Long Division(9)



I looked at LaVander Peeler and just started brushing my hair. Long front strokes. Short side strokes. “You know we’re from Jackson, right?” I asked her. “Not the coast. Where you from?”

“Oh, we heard about that.” She ignored me and pointed at the brush. “So cute. But there will be no props beyond this point either.” She held out her hand for my brush. “We can’t change the rules just for you, no matter how special you gents are. This might not be the Scripps Spelling Bee, gents, but this is our national competition and we’ve got one shot to do it right. We will be televised live and seen on digital cable by millions of folks around the globe. The eyes of the world are upon Mississippi tonight and we can’t have our special kids up there with brushes, can we?”

“I ain’t giving up my brush,” I told Cindy as LaVander Peeler and I walked into our personal dressing room.


When we got into the room, LaVander Peeler just looked at me and didn’t say a word. He looked and smelled the same, but he wasn’t LaVander Peeler from Hamer any more. LaVander Peeler looked older, madder, glowier, and—I guess—realer than ever. “City, I shall keep it one hundred, as you say. You are embarrassing the fuck out of me,” he said in a tone I’d never heard him use. “This ain’t school no more. You are really blowing it.”

“Blowing what?” I asked him and waited for an answer. He just stood shaking his head side to side. “Why can’t you ever just bust jokes like everybody else at school? Why you gotta be so serious and try so hard to bully people?”

“Me? I don’t bully nobody. You’re the bully.”

“How am I the bully?” I asked him. “And what am I blowing?”

“Everything. You blowing everything, but that’s what I expected.” He started lotioning up his neck. “All things considered, it just would have been nice if you placed in the top ten. I’m winning this shit with or without you, though. I will not lose.”

“Then what?”

“Then I’ma beat them in whatever else they put in my way,” he said. “Everything. All things considered, I will never lose to these people. Ever. They need to know that. When I’m married to Malia Obama and living in the biggest house in their neighborhood, they need to know they will never beat me.”

“Nigga, Malia Obama don’t even know you exist,” I told him. “What is she gonna want with a wack dude with a fucked-up fade, who talks fake-proper all the time?”

“Whatever,” he said. “All things considered, I don’t expect you to understand. These people just need to know.”

“And you winning this competition is gonna show them whatever it is that they need to know?” I asked him. “Fool, forget white people.
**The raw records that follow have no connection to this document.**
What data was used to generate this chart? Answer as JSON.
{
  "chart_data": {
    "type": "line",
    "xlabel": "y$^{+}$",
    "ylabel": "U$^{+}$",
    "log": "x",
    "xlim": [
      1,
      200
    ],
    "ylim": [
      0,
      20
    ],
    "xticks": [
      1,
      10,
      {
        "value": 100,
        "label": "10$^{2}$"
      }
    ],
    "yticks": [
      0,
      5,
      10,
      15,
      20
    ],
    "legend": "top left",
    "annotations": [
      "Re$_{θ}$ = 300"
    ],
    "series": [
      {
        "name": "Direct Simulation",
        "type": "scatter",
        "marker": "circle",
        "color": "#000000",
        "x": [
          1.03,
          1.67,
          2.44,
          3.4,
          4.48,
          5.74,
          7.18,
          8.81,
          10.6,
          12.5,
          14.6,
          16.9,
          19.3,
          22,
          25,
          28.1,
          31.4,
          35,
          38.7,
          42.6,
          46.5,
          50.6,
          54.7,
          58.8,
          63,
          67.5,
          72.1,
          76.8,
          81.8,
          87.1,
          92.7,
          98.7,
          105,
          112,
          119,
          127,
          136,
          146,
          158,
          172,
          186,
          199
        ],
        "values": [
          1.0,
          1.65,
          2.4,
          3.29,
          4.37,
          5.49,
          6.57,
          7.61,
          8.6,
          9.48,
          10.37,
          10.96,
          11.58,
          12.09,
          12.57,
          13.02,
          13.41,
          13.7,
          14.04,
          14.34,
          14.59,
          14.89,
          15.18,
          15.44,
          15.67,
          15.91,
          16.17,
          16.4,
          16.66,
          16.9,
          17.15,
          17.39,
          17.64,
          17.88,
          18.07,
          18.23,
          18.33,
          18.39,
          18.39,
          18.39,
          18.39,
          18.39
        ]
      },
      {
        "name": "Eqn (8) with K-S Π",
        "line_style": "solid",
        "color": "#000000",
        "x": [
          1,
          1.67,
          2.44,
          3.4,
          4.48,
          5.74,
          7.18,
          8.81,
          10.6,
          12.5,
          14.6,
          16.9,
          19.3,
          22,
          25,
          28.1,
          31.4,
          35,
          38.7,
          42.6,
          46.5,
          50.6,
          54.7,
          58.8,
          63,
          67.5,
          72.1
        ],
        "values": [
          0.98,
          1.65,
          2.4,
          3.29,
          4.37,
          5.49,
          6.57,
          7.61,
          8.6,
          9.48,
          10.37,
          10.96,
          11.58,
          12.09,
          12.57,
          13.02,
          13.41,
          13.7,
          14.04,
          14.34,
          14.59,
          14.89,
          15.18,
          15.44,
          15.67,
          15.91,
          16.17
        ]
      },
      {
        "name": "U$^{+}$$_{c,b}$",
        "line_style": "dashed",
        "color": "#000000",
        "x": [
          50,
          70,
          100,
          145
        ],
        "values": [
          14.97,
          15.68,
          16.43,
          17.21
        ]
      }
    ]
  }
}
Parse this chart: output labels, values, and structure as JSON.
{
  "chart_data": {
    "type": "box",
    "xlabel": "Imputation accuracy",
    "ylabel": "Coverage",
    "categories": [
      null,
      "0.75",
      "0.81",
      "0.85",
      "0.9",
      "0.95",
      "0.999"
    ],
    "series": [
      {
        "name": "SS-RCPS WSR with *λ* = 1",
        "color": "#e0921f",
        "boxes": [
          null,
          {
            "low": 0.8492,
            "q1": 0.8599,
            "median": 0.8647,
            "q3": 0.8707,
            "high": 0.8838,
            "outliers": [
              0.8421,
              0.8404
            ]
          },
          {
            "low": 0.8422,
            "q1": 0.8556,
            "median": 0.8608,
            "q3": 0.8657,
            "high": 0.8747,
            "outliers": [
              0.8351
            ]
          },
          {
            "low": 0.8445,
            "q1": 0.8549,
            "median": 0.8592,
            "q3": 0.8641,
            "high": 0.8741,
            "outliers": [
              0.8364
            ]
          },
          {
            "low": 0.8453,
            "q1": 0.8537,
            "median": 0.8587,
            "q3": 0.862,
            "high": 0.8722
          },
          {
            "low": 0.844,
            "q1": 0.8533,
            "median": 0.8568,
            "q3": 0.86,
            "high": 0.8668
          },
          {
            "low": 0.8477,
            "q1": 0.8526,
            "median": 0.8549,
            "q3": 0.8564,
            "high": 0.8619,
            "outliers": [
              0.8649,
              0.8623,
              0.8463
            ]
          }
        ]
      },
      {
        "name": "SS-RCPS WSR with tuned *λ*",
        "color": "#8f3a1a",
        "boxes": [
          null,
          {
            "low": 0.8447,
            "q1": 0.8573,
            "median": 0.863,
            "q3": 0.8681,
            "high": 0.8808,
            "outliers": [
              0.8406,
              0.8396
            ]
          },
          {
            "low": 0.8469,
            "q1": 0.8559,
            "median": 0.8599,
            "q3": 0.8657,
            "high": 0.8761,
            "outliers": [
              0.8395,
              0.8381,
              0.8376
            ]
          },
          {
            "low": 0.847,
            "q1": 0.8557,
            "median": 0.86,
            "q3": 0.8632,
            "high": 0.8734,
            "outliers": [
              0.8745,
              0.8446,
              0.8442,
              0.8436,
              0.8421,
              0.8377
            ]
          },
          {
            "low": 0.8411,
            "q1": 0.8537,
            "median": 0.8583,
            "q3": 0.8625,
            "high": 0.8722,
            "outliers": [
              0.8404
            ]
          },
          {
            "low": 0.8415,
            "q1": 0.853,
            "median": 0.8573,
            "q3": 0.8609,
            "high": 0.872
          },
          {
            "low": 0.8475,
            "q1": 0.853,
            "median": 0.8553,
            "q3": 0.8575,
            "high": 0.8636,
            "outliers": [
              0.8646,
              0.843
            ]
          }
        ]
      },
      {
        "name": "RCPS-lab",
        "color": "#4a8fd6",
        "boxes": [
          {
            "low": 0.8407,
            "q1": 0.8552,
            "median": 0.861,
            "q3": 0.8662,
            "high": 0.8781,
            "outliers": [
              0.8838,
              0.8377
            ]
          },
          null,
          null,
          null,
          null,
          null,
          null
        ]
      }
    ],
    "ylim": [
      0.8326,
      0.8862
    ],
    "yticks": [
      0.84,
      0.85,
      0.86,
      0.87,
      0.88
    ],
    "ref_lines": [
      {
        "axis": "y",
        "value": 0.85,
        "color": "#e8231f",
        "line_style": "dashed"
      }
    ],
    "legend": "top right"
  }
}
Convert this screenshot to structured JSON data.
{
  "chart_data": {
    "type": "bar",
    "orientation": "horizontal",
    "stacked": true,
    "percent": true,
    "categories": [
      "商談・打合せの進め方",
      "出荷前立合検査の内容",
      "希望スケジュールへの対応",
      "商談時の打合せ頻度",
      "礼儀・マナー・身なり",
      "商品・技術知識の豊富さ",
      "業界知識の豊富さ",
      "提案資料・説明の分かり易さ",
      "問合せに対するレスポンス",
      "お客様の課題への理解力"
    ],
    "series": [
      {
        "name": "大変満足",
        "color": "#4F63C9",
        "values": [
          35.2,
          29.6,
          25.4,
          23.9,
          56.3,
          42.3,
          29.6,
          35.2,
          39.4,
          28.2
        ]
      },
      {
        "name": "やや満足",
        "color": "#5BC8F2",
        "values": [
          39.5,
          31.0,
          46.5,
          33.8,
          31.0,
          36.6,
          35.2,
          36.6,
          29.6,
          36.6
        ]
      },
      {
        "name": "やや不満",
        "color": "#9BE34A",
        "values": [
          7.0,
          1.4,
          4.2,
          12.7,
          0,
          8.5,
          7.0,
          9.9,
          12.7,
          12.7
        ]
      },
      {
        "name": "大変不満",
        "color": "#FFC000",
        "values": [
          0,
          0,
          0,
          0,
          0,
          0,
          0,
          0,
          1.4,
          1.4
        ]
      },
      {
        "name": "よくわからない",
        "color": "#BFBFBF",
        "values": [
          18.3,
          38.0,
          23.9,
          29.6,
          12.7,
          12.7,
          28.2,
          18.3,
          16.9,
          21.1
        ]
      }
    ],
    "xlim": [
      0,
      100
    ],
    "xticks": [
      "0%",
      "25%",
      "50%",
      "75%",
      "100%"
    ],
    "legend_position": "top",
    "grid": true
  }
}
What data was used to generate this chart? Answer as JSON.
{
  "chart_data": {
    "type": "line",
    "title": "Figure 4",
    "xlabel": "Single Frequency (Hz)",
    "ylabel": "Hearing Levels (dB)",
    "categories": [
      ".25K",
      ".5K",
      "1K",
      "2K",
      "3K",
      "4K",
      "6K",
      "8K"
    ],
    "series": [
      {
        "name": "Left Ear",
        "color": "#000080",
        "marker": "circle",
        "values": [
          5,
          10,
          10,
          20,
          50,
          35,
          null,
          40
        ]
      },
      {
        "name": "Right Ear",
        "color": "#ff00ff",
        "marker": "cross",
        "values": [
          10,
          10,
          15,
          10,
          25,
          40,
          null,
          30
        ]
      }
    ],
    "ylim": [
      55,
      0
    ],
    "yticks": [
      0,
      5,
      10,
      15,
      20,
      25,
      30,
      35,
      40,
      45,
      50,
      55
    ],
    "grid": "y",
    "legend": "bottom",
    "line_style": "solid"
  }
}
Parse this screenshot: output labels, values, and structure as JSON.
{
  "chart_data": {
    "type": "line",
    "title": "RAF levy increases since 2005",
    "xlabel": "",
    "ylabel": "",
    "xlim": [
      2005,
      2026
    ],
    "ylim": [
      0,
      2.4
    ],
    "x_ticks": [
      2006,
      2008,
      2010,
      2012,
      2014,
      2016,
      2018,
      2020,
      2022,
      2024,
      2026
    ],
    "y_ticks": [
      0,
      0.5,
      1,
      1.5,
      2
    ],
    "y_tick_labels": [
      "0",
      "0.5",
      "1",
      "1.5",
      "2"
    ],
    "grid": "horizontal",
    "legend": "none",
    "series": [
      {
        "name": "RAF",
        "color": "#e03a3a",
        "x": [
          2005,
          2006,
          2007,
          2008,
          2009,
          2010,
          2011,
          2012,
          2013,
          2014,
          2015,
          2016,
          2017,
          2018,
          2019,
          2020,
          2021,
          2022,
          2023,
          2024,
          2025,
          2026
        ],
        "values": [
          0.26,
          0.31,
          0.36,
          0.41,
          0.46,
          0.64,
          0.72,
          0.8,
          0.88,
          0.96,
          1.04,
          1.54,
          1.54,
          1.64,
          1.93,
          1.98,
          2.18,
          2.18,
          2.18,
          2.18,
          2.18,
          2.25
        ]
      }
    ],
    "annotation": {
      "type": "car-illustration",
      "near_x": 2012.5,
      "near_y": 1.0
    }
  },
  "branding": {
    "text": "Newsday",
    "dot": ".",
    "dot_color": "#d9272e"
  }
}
Why don’t you try to win this for your real people? Because that’s what I’m doing. I’m winning this for all the real chubby poor niggas in Mississippi with tight waves and contentious demeanors.” He looked at me with lightweight awe in his eyes. “You like that sentence, right? And maybe you could win it for all the tall Mississippi niggas with, you know, good breath, and flip phones and messed-up fades that don’t quite fade right. You feel—”

“City,” he cut me off. “You and I both know you shouldn’t even be here. That’s what’s so funny about all of this.” He turned toward me and smirked. “And you know exactly what I mean,” he said. “Think about it. At the school competition, what word did they give you?”

I knew what the word was, but I wasn’t about to say it. There had been three of us in the finals. We were all supposed to get five words. If all of us got every word, our school sent three reps to state. Toni Whitaker was who everyone knew was going to win since she had the highest GPA in the ninth grade and never made less than 100 percent in English. Toni got “coup d’état” for her last word. We’d all heard the word but had no clue how to use it in what the judges called a dynamic sentence. LaVander Peeler got “infanticide” and I got…

“‘Chitterlings,’ City?” LaVander Peeler asked. “‘Chitterlings’? And you had the nerve to brush your hair while getting all country with it. I’ll never forget your dumb ass. You stood up there with no shame, and said, ‘My grandma couldn’t understand why the young siblings from up North refused to eat the wonderful chitterlings upon finding out they came from the magical bowels of a big-eyed hog named Charles.’”

“I was nervous,” I told him. “Wait. I thought I had the hardest word. How many folks know that ‘chitlins’ and ‘chitterlings’ are the same word? You didn’t know, did you?”

“They knew,” he said, “and that’s why they gave you that word. I know you see it. Everybody else does. You get them black words every time the championship is on the line.”

“I do?”

“All things considered, you can spin your sentences fairly well,” he said. “I admit that you’re probably the most exciting contestant in this contest.”

“You think so?” I asked him.

“Yeah,” he said, “’cause your dumb ass will say anything. But you ain’t even on a regional level as far as really spinning these sentences go. They want you here. My daddy and Principal Reeves even said it.” He turned his back to me and started laughing to himself. “I bet these contest people give you ‘hypertension’ for your first word tonight.”